Travel Report: Faezeh Mohammadbeigi, Physics, Germany
Here in Simon Fraser University, our group has unrivalled capabilities to grow carefully doped ZnO NWs using metalorganic vapor phase epitaxy (MOVPE) growth method. MOVPE provides controlled intentional doping with a wide range of potentially useful dopant impurities. My thesis work focuses on the use of low temperature photoluminescence spectroscopy to identify the physical origin of these dopant impurities in ZnO NWs. Recently, our group has demonstrated that carbon can be a significant impurity in ZnO. It may act as an important compensating impurity during efforts to achieve n- or p-doping. Despite extensive evidence of carbon in ZnO the nature of C in this material is not yet understood and a systematic study on the electronic properties of C doped ZnO is not been realized.

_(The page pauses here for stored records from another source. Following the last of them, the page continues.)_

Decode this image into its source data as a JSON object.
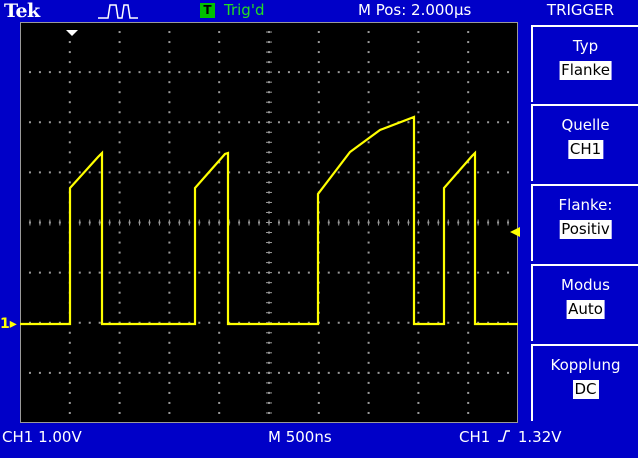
{
  "header": {
    "brand": "Tek",
    "acquisition_icon": "pulse-acquisition-icon",
    "trigger_badge": "T",
    "trigger_status": "Trig'd",
    "horizontal_position": "M Pos: 2.000µs"
  },
  "side_menu": {
    "title": "TRIGGER",
    "items": [
      {
        "label": "Typ",
        "value": "Flanke"
      },
      {
        "label": "Quelle",
        "value": "CH1"
      },
      {
        "label": "Flanke:",
        "value": "Positiv"
      },
      {
        "label": "Modus",
        "value": "Auto"
      },
      {
        "label": "Kopplung",
        "value": "DC"
      }
    ]
  },
  "footer": {
    "ch1_scale": "CH1  1.00V",
    "time_scale": "M 500ns",
    "trigger_source": "CH1",
    "trigger_level": "1.32V"
  },
  "markers": {
    "channel_ground": "1"
  },
  "colors": {
    "frame": "#0000c8",
    "screen": "#000000",
    "trace": "#ffff00",
    "grid": "#9a9a9a",
    "trigger_ok": "#22dd22"
  }
}
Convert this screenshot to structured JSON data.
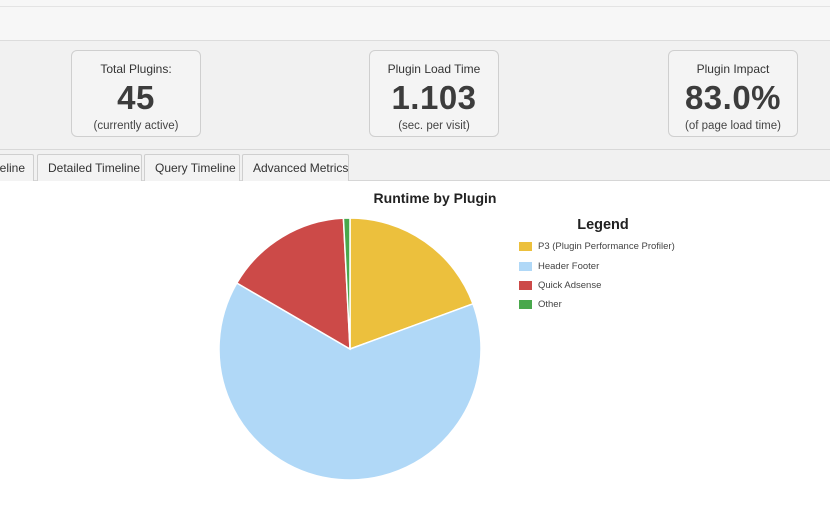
{
  "stats": [
    {
      "label": "Total Plugins:",
      "value": "45",
      "sub": "(currently active)"
    },
    {
      "label": "Plugin Load Time",
      "value": "1.103",
      "sub": "(sec. per visit)"
    },
    {
      "label": "Plugin Impact",
      "value": "83.0%",
      "sub": "(of page load time)"
    }
  ],
  "tabs": [
    {
      "label": "eline"
    },
    {
      "label": "Detailed Timeline"
    },
    {
      "label": "Query Timeline"
    },
    {
      "label": "Advanced Metrics"
    }
  ],
  "chart": {
    "title": "Runtime by Plugin",
    "legend_title": "Legend"
  },
  "chart_data": {
    "type": "pie",
    "title": "Runtime by Plugin",
    "legend_placement": "right",
    "categories": [
      "P3 (Plugin Performance Profiler)",
      "Header Footer",
      "Quick Adsense",
      "Other"
    ],
    "values": [
      19.4,
      64.0,
      15.8,
      0.8
    ],
    "colors": [
      "#ecc03d",
      "#b0d8f7",
      "#cc4a48",
      "#49a84c"
    ]
  }
}
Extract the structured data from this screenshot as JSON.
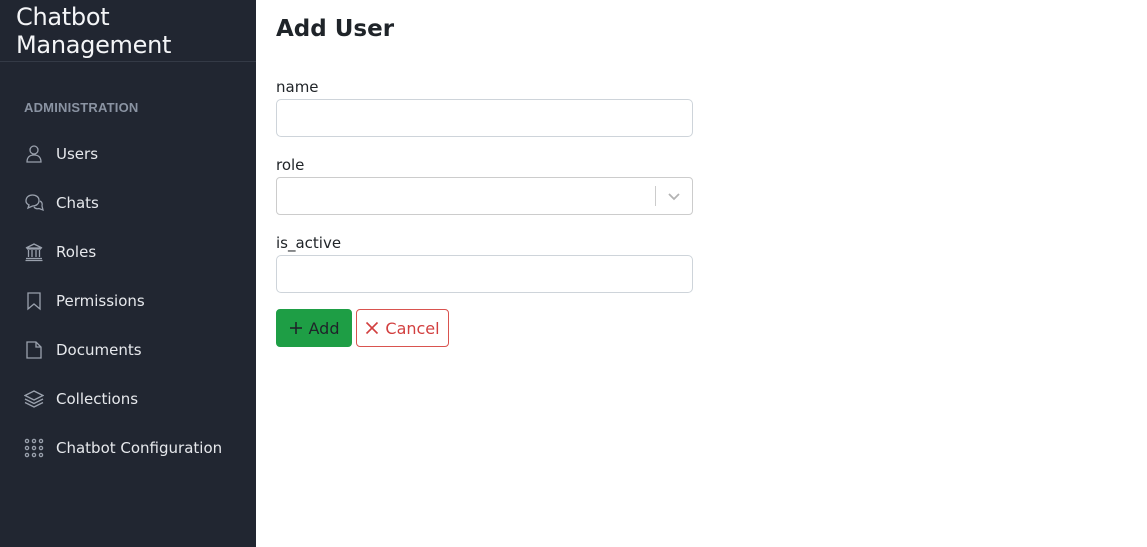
{
  "sidebar": {
    "brand": "Chatbot Management",
    "section_title": "ADMINISTRATION",
    "items": [
      {
        "label": "Users",
        "icon": "user-icon"
      },
      {
        "label": "Chats",
        "icon": "chat-bubbles-icon"
      },
      {
        "label": "Roles",
        "icon": "bank-icon"
      },
      {
        "label": "Permissions",
        "icon": "bookmark-icon"
      },
      {
        "label": "Documents",
        "icon": "document-icon"
      },
      {
        "label": "Collections",
        "icon": "layers-icon"
      },
      {
        "label": "Chatbot Configuration",
        "icon": "grid-dots-icon"
      }
    ]
  },
  "main": {
    "title": "Add User",
    "fields": {
      "name": {
        "label": "name",
        "value": ""
      },
      "role": {
        "label": "role",
        "value": ""
      },
      "is_active": {
        "label": "is_active",
        "value": ""
      }
    },
    "buttons": {
      "add_label": "Add",
      "cancel_label": "Cancel"
    }
  },
  "colors": {
    "sidebar_bg": "#212631",
    "add_button": "#1e9e45",
    "cancel_border": "#d9534f"
  }
}
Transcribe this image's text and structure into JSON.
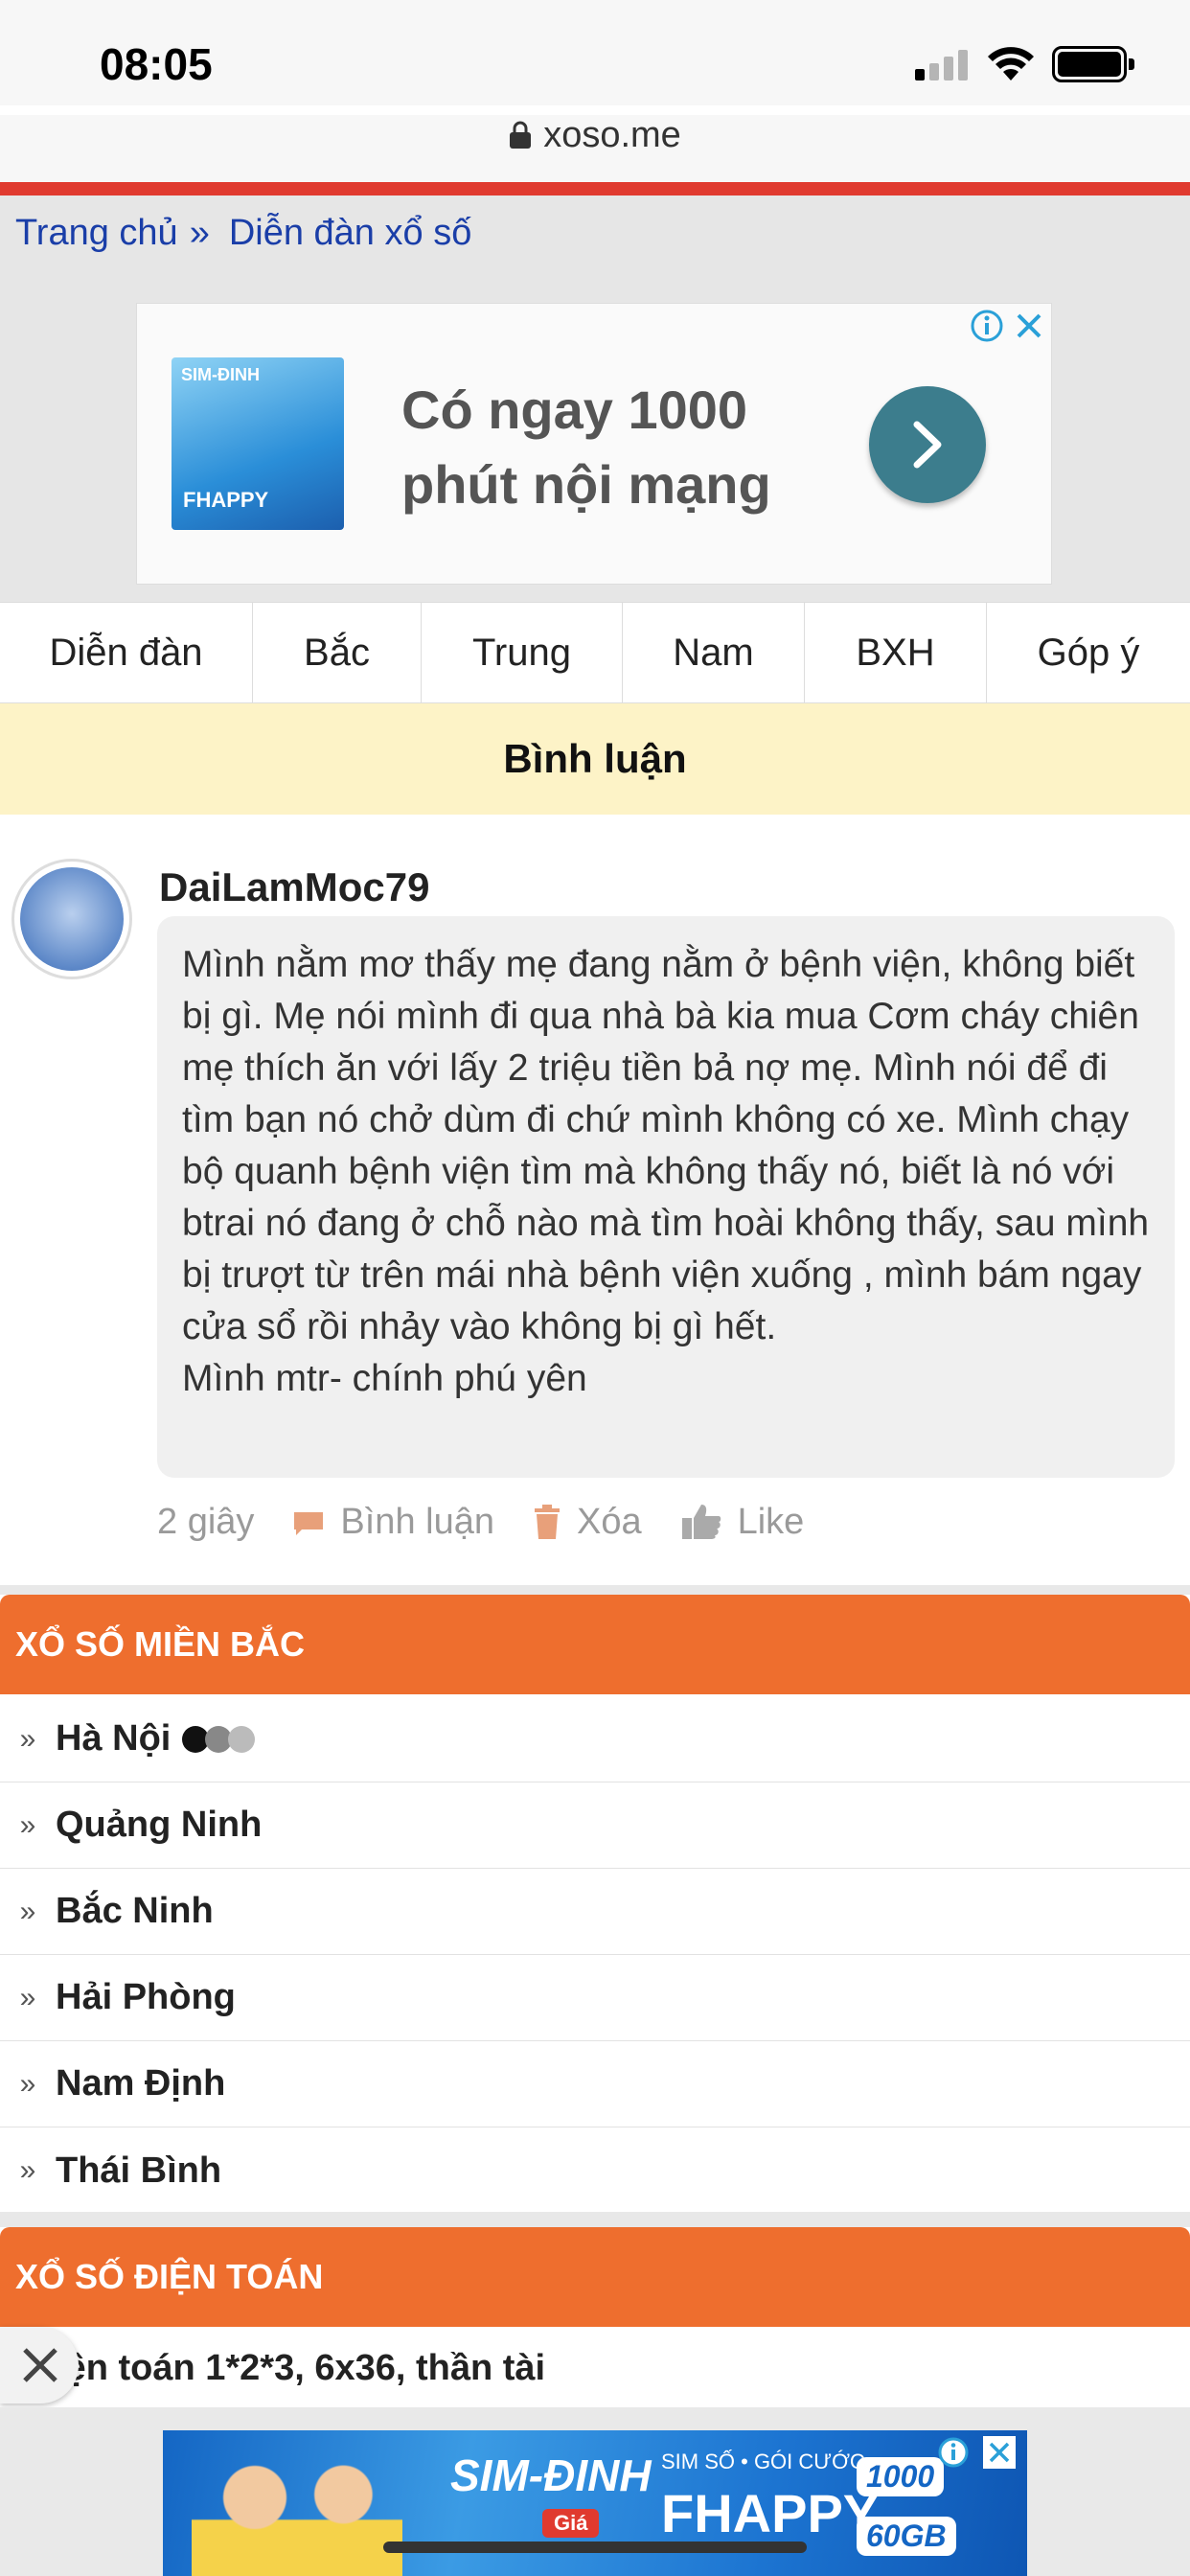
{
  "status_bar": {
    "time": "08:05"
  },
  "url_bar": {
    "domain": "xoso.me"
  },
  "breadcrumb": {
    "home": "Trang chủ",
    "separator": "»",
    "current": "Diễn đàn xổ số"
  },
  "ad_top": {
    "headline": "Có ngay 1000 phút nội mạng",
    "thumb_title": "SIM-ĐINH",
    "thumb_brand": "FHAPPY"
  },
  "nav": {
    "items": [
      "Diễn đàn",
      "Bắc",
      "Trung",
      "Nam",
      "BXH",
      "Góp ý"
    ]
  },
  "section": {
    "title": "Bình luận"
  },
  "comment": {
    "username": "DaiLamMoc79",
    "text": "Mình nằm mơ thấy mẹ đang nằm ở bệnh viện, không biết bị gì. Mẹ nói mình đi qua nhà bà kia mua Cơm cháy chiên mẹ thích ăn với lấy 2 triệu tiền bả nợ mẹ. Mình nói để đi tìm bạn nó chở dùm đi chứ mình không có xe. Mình chạy bộ quanh bệnh viện tìm mà không thấy nó, biết là nó với btrai nó đang ở chỗ nào mà tìm hoài không thấy, sau mình bị trượt từ trên mái nhà bệnh viện xuống , mình bám ngay cửa sổ rồi nhảy vào không bị gì hết.",
    "signature": "Mình mtr- chính phú yên",
    "time_ago": "2 giây",
    "reply_label": "Bình luận",
    "delete_label": "Xóa",
    "like_label": "Like"
  },
  "mien_bac": {
    "title": "XỔ SỐ MIỀN BẮC",
    "items": [
      "Hà Nội",
      "Quảng Ninh",
      "Bắc Ninh",
      "Hải Phòng",
      "Nam Định",
      "Thái Bình"
    ]
  },
  "dien_toan": {
    "title": "XỔ SỐ ĐIỆN TOÁN",
    "items": [
      "iện toán 1*2*3, 6x36, thần tài"
    ]
  },
  "ad_bottom": {
    "brand": "SIM-ĐINH",
    "tag": "Giá",
    "sub": "SIM SỐ • GÓI CƯỚC",
    "product": "FHAPPY",
    "badge1": "1000",
    "badge2": "60GB"
  },
  "colors": {
    "accent_red": "#e03a2f",
    "section_orange": "#ee6e2e",
    "link_blue": "#1a3ea8",
    "highlight_yellow": "#fdf3c7",
    "meta_icon": "#e8a07a"
  }
}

In order to further investigate our samples, we continued our previous collaboration with the Institut für Festkörperphysik, Technische Universität Berlin in Germany. Prof. Axel Hoffman is an expert and pioneer in ZnO and it was an opportunity for me to work in his group and have access to sophisticated characterization techniques such as high magnetic field PL (MPL), tip enhanced Raman spectroscopy (TERS) and time resolved photoluminescence (TRPL). They could also provide resources that make it feasible to run PL and Raman on a single nanowire which gives us valuable and unique information about spatial distribution of dopants in a single ZnO nanowire. During my stay in Berlin I had the opportunity of being exposed to a broader range of ideas and perspectives in my research.
Most of my planned experiments worked and I got very good results which need to be further analyzed and discussed with our collaborators.
I appreciate the financial assistance I was granted through the GIRTA which allowed me to complete an important part of my research for my PhD.